Interoperability gaps continue to challenge the US healthcare system. Many electronic health records, pharmacy platforms, diagnostic systems, and billing software operate in isolation, often sharing data through makeshift integrations—or not at all.
As a result, we lack unified patient records that offer a complete view of the patient journey. This lack of coherence prevents AI agents from developing the contextual understanding necessary to coordinate care effectively.
Additionally, cloud infrastructure is crucial; we need scalable computing power and real-time analytics across various care settings for these intelligent systems to function effectively at the hospital level.
Cybersecurity and the Trust Gap
As AI agents begin to access sensitive patient records and critical hospital systems, they unwittingly increase the risk of cyberattacks. The healthcare sector is already the most targeted for cyber threats in the US.
According to the FBI’s 2024 Internet Crime Report, there were 444 reported incidents affecting healthcare, including 238 ransomware attacks and 206 data breaches, more than any other critical infrastructure sector. A notable example is the Change Healthcare ransomware attack, which compromised the protected health information of about 190 million Americans.
Thakur emphasizes the pressing need for governance in this landscape. Healthcare organizations must focus on frameworks that prioritize transparency, explainability, patient safety, and accountability.
When integrating AI systems into clinical workflows, ongoing validation and performance monitoring become essential. Implementing zero-trust security models, establishing robust access governance, and utilizing proactive threat intelligence are foundational, not optional.
The trust issue extends beyond cybersecurity and into the clinician-patient relationship. Healthcare professionals are increasingly expected to depend on systems they can’t fully audit.
To address this, Thakur champions a “human-in-command” approach, ensuring that physicians and nurses maintain final authority and clear insight into every AI-supported decision.
“AI systems must be transparent, clinically validated, and integrated into workflows in ways that genuinely support clinicians rather than complicate their work environments,” he said.
Five Years Out: Collaborative Intelligence
Thakur imagines a future where what he calls a “collaborative intelligence model” thrives in clinical settings. In this vision, AI agents handle operational coordination, predictive monitoring, and workflow optimization behind the scenes, allowing clinicians to dedicate their time to complex decision-making and to delivering personalized care.
This approach highlights the vital human connections that algorithms can’t replicate.
This perspective is essential, especially as anxiety often accompanies AI announcements in healthcare. Many worry that the push for efficiency might come at the expense of patient relationships.
Thakur directly counters this concern, arguing that if AI reduces the burden of documentation and coordination tasks, it actually frees up time for clinicians to engage more meaningfully with patients.

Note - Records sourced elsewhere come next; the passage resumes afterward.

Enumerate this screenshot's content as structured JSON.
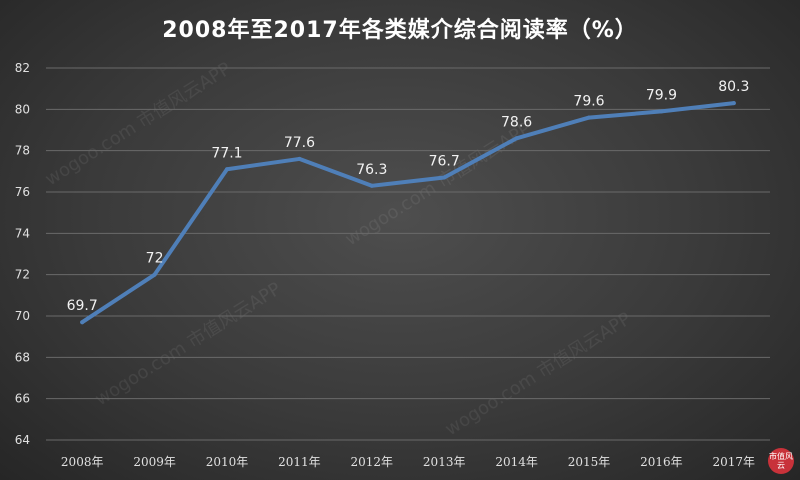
{
  "title": "2008年至2017年各类媒介综合阅读率（%）",
  "watermark": "wogoo.com 市值风云APP",
  "chart_data": {
    "type": "line",
    "title": "2008年至2017年各类媒介综合阅读率（%）",
    "categories": [
      "2008年",
      "2009年",
      "2010年",
      "2011年",
      "2012年",
      "2013年",
      "2014年",
      "2015年",
      "2016年",
      "2017年"
    ],
    "series": [
      {
        "values": [
          69.7,
          72,
          77.1,
          77.6,
          76.3,
          76.7,
          78.6,
          79.6,
          79.9,
          80.3
        ]
      }
    ],
    "data_labels": [
      "69.7",
      "72",
      "77.1",
      "77.6",
      "76.3",
      "76.7",
      "78.6",
      "79.6",
      "79.9",
      "80.3"
    ],
    "ylim": [
      64,
      82
    ],
    "yticks": [
      64,
      66,
      68,
      70,
      72,
      74,
      76,
      78,
      80,
      82
    ],
    "grid": true,
    "colors": {
      "line": "#4f7fb8",
      "background": "#3a3a3a",
      "grid": "#6a6a6a",
      "text": "#e0e0e0"
    }
  },
  "logo": {
    "icon": "shizhi-fengyun-logo",
    "text": "市值风云"
  }
}
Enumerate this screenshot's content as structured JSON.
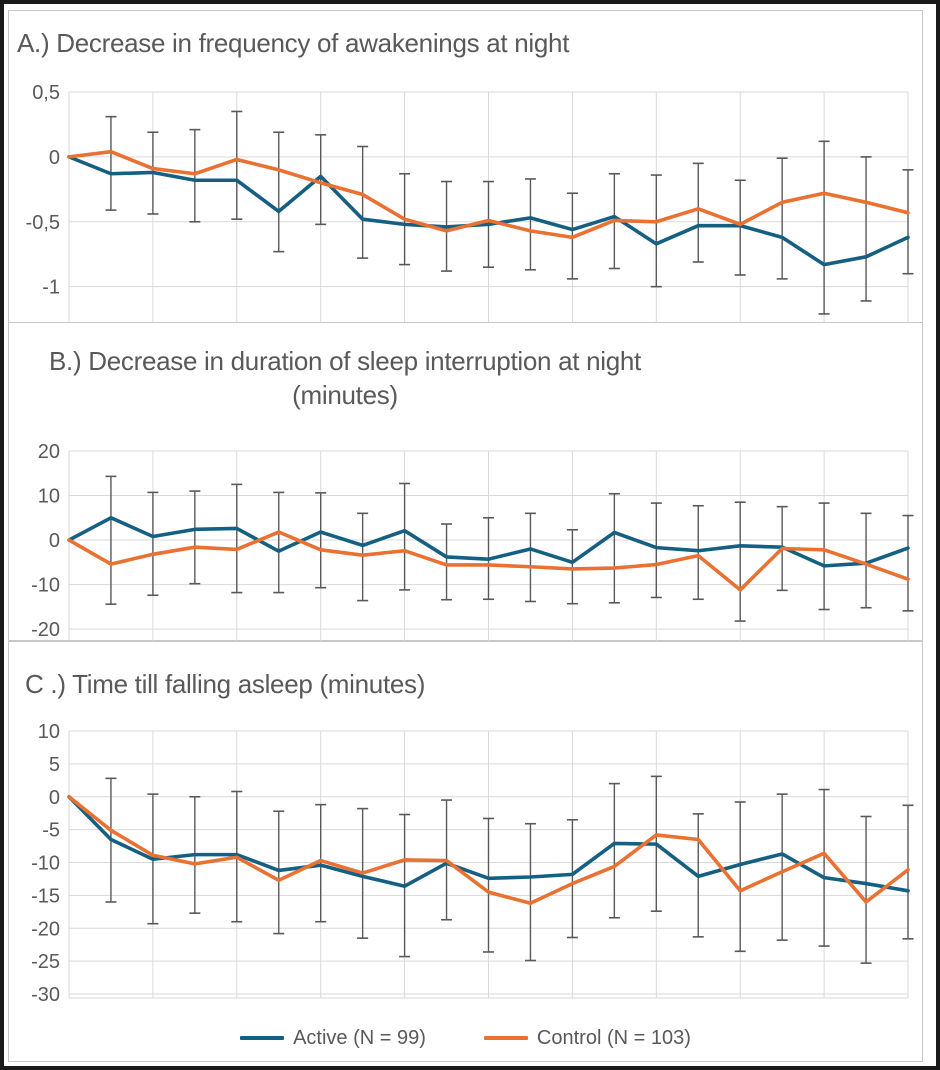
{
  "figure": {
    "colors": {
      "active": "#156082",
      "control": "#E97132",
      "grid": "#D9D9D9",
      "error_bar": "#595959",
      "text": "#595959",
      "panel_border": "#C8C8C8",
      "outer_border": "#1A1A1A"
    },
    "legend": {
      "active_label": "Active (N = 99)",
      "control_label": "Control (N = 103)"
    }
  },
  "chart_data": [
    {
      "id": "A",
      "type": "line",
      "title": "A.) Decrease in frequency of awakenings at night",
      "xlabel": "",
      "ylabel": "",
      "x": [
        0,
        1,
        2,
        3,
        4,
        5,
        6,
        7,
        8,
        9,
        10,
        11,
        12,
        13,
        14,
        15,
        16,
        17,
        18,
        19,
        20
      ],
      "x_tick_labels_visible": false,
      "vertical_gridline_every": 2,
      "ylim": [
        -1.28,
        0.5
      ],
      "yticks": {
        "values": [
          0.5,
          0,
          -0.5,
          -1
        ],
        "labels": [
          "0,5",
          "0",
          "-0,5",
          "-1"
        ]
      },
      "series": [
        {
          "name": "Active (N = 99)",
          "color_key": "active",
          "values": [
            0,
            -0.13,
            -0.12,
            -0.18,
            -0.18,
            -0.42,
            -0.15,
            -0.48,
            -0.52,
            -0.54,
            -0.52,
            -0.47,
            -0.56,
            -0.46,
            -0.67,
            -0.53,
            -0.53,
            -0.62,
            -0.83,
            -0.77,
            -0.62
          ]
        },
        {
          "name": "Control (N = 103)",
          "color_key": "control",
          "values": [
            0,
            0.04,
            -0.09,
            -0.13,
            -0.02,
            -0.1,
            -0.2,
            -0.29,
            -0.48,
            -0.57,
            -0.49,
            -0.57,
            -0.62,
            -0.49,
            -0.5,
            -0.4,
            -0.52,
            -0.35,
            -0.28,
            -0.35,
            -0.43
          ]
        }
      ],
      "error_bars": {
        "x": [
          1,
          2,
          3,
          4,
          5,
          6,
          7,
          8,
          9,
          10,
          11,
          12,
          13,
          14,
          15,
          16,
          17,
          18,
          19,
          20
        ],
        "high": [
          0.31,
          0.19,
          0.21,
          0.35,
          0.19,
          0.17,
          0.08,
          -0.13,
          -0.19,
          -0.19,
          -0.17,
          -0.28,
          -0.13,
          -0.14,
          -0.05,
          -0.18,
          -0.01,
          0.12,
          0.0,
          -0.1
        ],
        "low": [
          -0.41,
          -0.44,
          -0.5,
          -0.48,
          -0.73,
          -0.52,
          -0.78,
          -0.83,
          -0.88,
          -0.85,
          -0.87,
          -0.94,
          -0.86,
          -1.0,
          -0.81,
          -0.91,
          -0.94,
          -1.21,
          -1.11,
          -0.9
        ]
      }
    },
    {
      "id": "B",
      "type": "line",
      "title": "B.) Decrease in duration of sleep interruption at night",
      "title_line2": "(minutes)",
      "xlabel": "",
      "ylabel": "",
      "x": [
        0,
        1,
        2,
        3,
        4,
        5,
        6,
        7,
        8,
        9,
        10,
        11,
        12,
        13,
        14,
        15,
        16,
        17,
        18,
        19,
        20
      ],
      "x_tick_labels_visible": false,
      "vertical_gridline_every": 2,
      "ylim": [
        -22.9,
        20
      ],
      "yticks": {
        "values": [
          20,
          10,
          0,
          -10,
          -20
        ],
        "labels": [
          "20",
          "10",
          "0",
          "-10",
          "-20"
        ]
      },
      "series": [
        {
          "name": "Active (N = 99)",
          "color_key": "active",
          "values": [
            0,
            5.0,
            0.8,
            2.4,
            2.6,
            -2.5,
            1.8,
            -1.2,
            2.1,
            -3.8,
            -4.3,
            -2.0,
            -5.0,
            1.7,
            -1.7,
            -2.4,
            -1.3,
            -1.6,
            -5.8,
            -5.2,
            -1.8
          ]
        },
        {
          "name": "Control (N = 103)",
          "color_key": "control",
          "values": [
            0,
            -5.4,
            -3.2,
            -1.6,
            -2.1,
            1.8,
            -2.2,
            -3.4,
            -2.4,
            -5.6,
            -5.6,
            -6.0,
            -6.5,
            -6.3,
            -5.5,
            -3.5,
            -11.2,
            -1.9,
            -2.2,
            -5.4,
            -8.8
          ]
        }
      ],
      "error_bars": {
        "x": [
          1,
          2,
          3,
          4,
          5,
          6,
          7,
          8,
          9,
          10,
          11,
          12,
          13,
          14,
          15,
          16,
          17,
          18,
          19,
          20
        ],
        "high": [
          14.3,
          10.7,
          11.0,
          12.5,
          10.7,
          10.6,
          6.0,
          12.7,
          3.6,
          5.0,
          6.0,
          2.3,
          10.4,
          8.3,
          7.7,
          8.5,
          7.5,
          8.3,
          6.0,
          5.5
        ],
        "low": [
          -14.4,
          -12.4,
          -9.8,
          -11.8,
          -11.8,
          -10.7,
          -13.6,
          -11.2,
          -13.4,
          -13.3,
          -13.8,
          -14.3,
          -14.1,
          -12.9,
          -13.3,
          -18.2,
          -11.3,
          -15.6,
          -15.2,
          -15.9
        ]
      }
    },
    {
      "id": "C",
      "type": "line",
      "title": "C .) Time till falling asleep (minutes)",
      "xlabel": "",
      "ylabel": "",
      "x": [
        0,
        1,
        2,
        3,
        4,
        5,
        6,
        7,
        8,
        9,
        10,
        11,
        12,
        13,
        14,
        15,
        16,
        17,
        18,
        19,
        20
      ],
      "x_tick_labels_visible": false,
      "vertical_gridline_every": 2,
      "ylim": [
        -30.6,
        10
      ],
      "yticks": {
        "values": [
          10,
          5,
          0,
          -5,
          -10,
          -15,
          -20,
          -25,
          -30
        ],
        "labels": [
          "10",
          "5",
          "0",
          "-5",
          "-10",
          "-15",
          "-20",
          "-25",
          "-30"
        ]
      },
      "series": [
        {
          "name": "Active (N = 99)",
          "color_key": "active",
          "values": [
            0,
            -6.5,
            -9.5,
            -8.8,
            -8.8,
            -11.2,
            -10.4,
            -12.1,
            -13.6,
            -10.1,
            -12.4,
            -12.2,
            -11.8,
            -7.1,
            -7.2,
            -12.1,
            -10.3,
            -8.7,
            -12.3,
            -13.2,
            -14.3
          ]
        },
        {
          "name": "Control (N = 103)",
          "color_key": "control",
          "values": [
            0,
            -5.1,
            -8.9,
            -10.2,
            -9.2,
            -12.7,
            -9.7,
            -11.6,
            -9.6,
            -9.7,
            -14.5,
            -16.2,
            -13.2,
            -10.6,
            -5.8,
            -6.5,
            -14.3,
            -11.4,
            -8.6,
            -16.0,
            -11.1
          ]
        }
      ],
      "error_bars": {
        "x": [
          1,
          2,
          3,
          4,
          5,
          6,
          7,
          8,
          9,
          10,
          11,
          12,
          13,
          14,
          15,
          16,
          17,
          18,
          19,
          20
        ],
        "high": [
          2.8,
          0.4,
          0.0,
          0.8,
          -2.2,
          -1.2,
          -1.8,
          -2.7,
          -0.5,
          -3.3,
          -4.1,
          -3.5,
          2.0,
          3.1,
          -2.6,
          -0.8,
          0.4,
          1.1,
          -3.0,
          -1.3
        ],
        "low": [
          -16.0,
          -19.3,
          -17.7,
          -19.0,
          -20.8,
          -19.0,
          -21.5,
          -24.3,
          -18.7,
          -23.6,
          -24.9,
          -21.4,
          -18.4,
          -17.4,
          -21.3,
          -23.5,
          -21.8,
          -22.7,
          -25.3,
          -21.6
        ]
      }
    }
  ]
}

“The future of healthcare is not about replacing human intelligence. It is about combining human expertise with intelligent systems to create safer, more responsive, and more compassionate healthcare experiences,” Thakur said.
That is an aspirational argument, and it is one the industry will spend the next decade stress-testing. The investment momentum is real. But investment does not automatically translate into safe, scalable deployment inside complex health systems. The governance frameworks, interoperability standards, and clinical validation processes that are required for responsible deployment are still catching up to the pace of innovation.
The central question is not whether agentic AI will transform hospital workflows; the evidence strongly suggests it will. The question is whether healthcare systems can deploy it with the rigor, transparency, and human oversight that patients and clinicians deserve.